For the first time in the history of presidential elections, neither of the two established parties, the Conservatives and the Socialists, have advanced to the second round of voting. Instead, Emmanuel Macron and Marine Le Pen will face off on 7 May as predicted. We can therefore breathe a sigh of relief... for the moment. There are two reasons to feel relieved: First, because the polling agencies were fairly accurate this time, thus lending added credibility to their predictions for the second round, in which Macron currently leads Le Pen by a clear margin of 62% to 38%. Second, we have avoided the nightmare scenario of a Le Pen-Mélenchon match-up, which means that the risk of a Frexit is significantly reduced. Indeed, as explained in our article “France heads to the polls”, Macron is pro-European, and believes that France’s future lies within a strong European Union. As a result, the euro has risen sharply, with both EUR/USD and EUR/CHF trading at their highest levels in several weeks. The French CAC 40 index has seen an even steeper rise, and is currently trading 4% higher than last Friday. The same relief is being felt everywhere, due in part to the fact that no hidden pockets of voter support materialised to lift Le Pen to a stronger-than-expected result.

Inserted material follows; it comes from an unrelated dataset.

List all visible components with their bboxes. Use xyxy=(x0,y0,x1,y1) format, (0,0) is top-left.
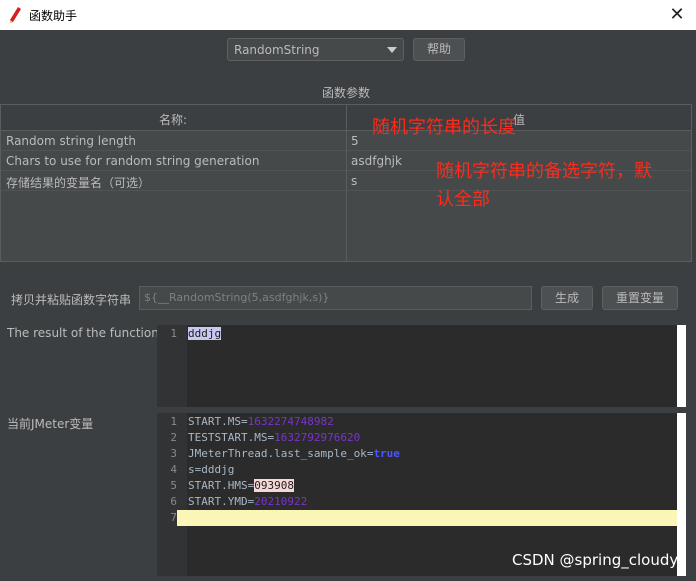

In addition, a win for Macron would mean an additional step towards the normalisation of the ECB policy. If Germany’s fall elections and Italy’s vote early next year follow France and the Netherlands’ example in keeping both far-left and far-right forces in check, the ECB could move rapidly away from its zero interest rate policy and quantitative-easing programmes.
This would in turn be very good news for the SNB, which has been under heavy pressure since the start of the financial and banking crisis in 2008.
But for all the euphoria, there is still a risk of a surprise victory for Le Pen in the second round. Brexit and last year’s elections in the US stand as cautionary examples of voter unpredictability.